Major changes are proposed in the rules of The Nigerian Stock Exchange. This is good, if only for the fact that it would enable the market to adjust to internal and external developments impacting on its operations. The problem is that the commnication flow on this all-important issue has been decidedly one-sided. It makes you wonder what manner of discussion is going on by way of public response to the advertised priority initiatives. In fact, to talk of a discussion is to exaggerate the situation; there is no discussion going on, except for the self-serving kicks from ASHON with regard to the issue of licensing requirements and reclassification of market intermediaries.
Nothing has been said on the draft Revised Listing Rules. Zilch on the issue of New Symbol Tags and zippo on Share Buy-Back, among other initiatives. As has been pointed out, stockbrokers have only spoken - painfully narrowly - on the issues as they understood them to affect their members, forgetting that by their profession and the nature of their business everything in the market should attract their attention and their response to emerging issues should be comprehensive, rather than selective. Apart from ASHON, you would expect CIS (or the informal Capital Market Roundtable) to be the fulcrum of discussion on issues pertaining to the market, but what we see is a shameless pre-occupation with afghanistanism. They chase rats while their house is on fire! But we digress.
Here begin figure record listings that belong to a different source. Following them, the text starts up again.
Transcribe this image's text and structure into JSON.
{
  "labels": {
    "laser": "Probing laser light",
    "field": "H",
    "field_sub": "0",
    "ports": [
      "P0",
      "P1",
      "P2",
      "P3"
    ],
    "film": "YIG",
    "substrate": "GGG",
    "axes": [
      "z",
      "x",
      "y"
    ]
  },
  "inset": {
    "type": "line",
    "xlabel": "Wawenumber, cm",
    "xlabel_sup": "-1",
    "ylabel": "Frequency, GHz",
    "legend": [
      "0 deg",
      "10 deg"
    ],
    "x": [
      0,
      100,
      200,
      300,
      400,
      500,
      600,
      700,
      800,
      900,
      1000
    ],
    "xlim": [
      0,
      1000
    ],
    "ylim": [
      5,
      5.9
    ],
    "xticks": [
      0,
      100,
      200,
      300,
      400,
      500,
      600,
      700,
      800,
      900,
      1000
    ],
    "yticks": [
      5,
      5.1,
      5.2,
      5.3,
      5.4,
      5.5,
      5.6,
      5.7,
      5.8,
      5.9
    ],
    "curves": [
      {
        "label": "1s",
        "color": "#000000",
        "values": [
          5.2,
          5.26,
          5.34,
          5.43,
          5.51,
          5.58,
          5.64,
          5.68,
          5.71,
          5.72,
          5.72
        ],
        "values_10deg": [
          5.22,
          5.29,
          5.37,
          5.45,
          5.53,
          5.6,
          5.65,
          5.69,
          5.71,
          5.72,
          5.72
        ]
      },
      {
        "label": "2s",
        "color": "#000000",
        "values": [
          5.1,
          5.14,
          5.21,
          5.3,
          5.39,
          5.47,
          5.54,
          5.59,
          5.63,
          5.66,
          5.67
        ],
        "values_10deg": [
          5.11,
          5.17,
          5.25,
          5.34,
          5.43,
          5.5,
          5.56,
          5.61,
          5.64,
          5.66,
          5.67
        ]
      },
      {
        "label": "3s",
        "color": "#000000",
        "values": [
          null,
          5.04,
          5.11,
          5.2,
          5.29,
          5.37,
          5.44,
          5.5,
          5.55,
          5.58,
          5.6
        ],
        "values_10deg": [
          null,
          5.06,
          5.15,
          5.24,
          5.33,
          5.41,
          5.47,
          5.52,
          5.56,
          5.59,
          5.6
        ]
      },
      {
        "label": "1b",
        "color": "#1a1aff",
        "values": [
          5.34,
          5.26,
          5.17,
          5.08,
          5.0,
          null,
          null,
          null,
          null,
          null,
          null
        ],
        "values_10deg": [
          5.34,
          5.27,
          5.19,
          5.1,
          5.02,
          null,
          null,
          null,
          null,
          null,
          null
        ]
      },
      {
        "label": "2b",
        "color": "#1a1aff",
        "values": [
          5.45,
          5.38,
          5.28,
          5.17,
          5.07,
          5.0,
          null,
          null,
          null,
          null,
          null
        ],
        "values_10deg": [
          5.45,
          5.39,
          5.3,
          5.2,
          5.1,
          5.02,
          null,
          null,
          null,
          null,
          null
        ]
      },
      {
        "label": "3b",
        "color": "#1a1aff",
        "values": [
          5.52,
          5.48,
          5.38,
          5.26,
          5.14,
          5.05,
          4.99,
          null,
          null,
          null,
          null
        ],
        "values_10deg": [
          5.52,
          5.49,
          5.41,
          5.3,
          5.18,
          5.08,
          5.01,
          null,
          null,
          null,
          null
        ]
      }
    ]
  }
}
On the draft Listing Rules, you want to ask why the public float has been reduced to 20%. Is this informed by the logic of markets or mere acquiescence with the powerful forces in the system? It would be interesting and enriching for the system to hear a decent argument for and against this proposal. How about the Lock Up Period? That lacks clarity. Is it 50% of shares held by promoters or 50% of the share capital of the company? If it is 50% of the shares held by the promoters, the proposed rule is redundant because from our recent experience, rogue promoters did not have to sell down to 50% of their pre-IPO holding to make their killing in the market. In any case, how does this proposed rule affect venture capitalists who may seek liquidity through stock exchange listing?
On accounting standards, it was said that "International Financial Reporting Standards in line with SEC regulations" would apply. The question is, does SEC regulate IFRS? Does SEC in Nigeria direct the adoption of IFRS by Nigerian companies? On this issue of accounting standards and IFRS, why is the applicable accounting standard for ASEM companies different from the one for Main Board companies and subject to Financial Reporting Council Standards? Would IFRS operate in Nigeria without adoption by Nigerian Financial Reporting Standards Council? What is our definition of ASEM companies today? Are they still small companies that cannot bear the high costs of IFRS compliance?
Furthermore, on the issue of observing continuing listing obligations, dual-listed companies were excused the burden of interim reports if they are listed on "foreign stock exchanges with WFE status". If WFE does not make quarterly reporting compulsory for companies listed on its member exchanges, why are Nigerian companies being subjected to the burden of quarterly reporting? Whatever happened to the principle of level playing field if we can discriminate so brazenly against Nigerian companies? And it is not even like the foreign companies with secondary listing on The Nigerian Stock Exchange are doing us a great favour. Yes by listing here they are adding to the mix of instruments in our market and boosting our market capitalisation, but at the end of the day they are taking capital out of our economy, at least in theory. What more, even the draft rule says they do not have to have business operation in Nigeria, as if incorporation under CAMA is simply about operating a business in Nigeria only. It's principally about regulation in areas far removed from actual operation of the business. The other issue on this matter of exempting dual-listed companies from the interim reporting requirement is how it affects Nigerian companies like Oando which have secondary listing on WFE-member exchanges. Should they say goodbye to interim reporting?
One did not read anything about financial forecasts by listed companies. Has this been put in the rubbish bin?
Finally, there are issues with the proposed symbol tags for company compliance status. More information is needed on the categorisation. Beyond providing justification for each symbol, the nagging question is - what goes with each symbol in terms of its implication for trading in the shares of an affected company?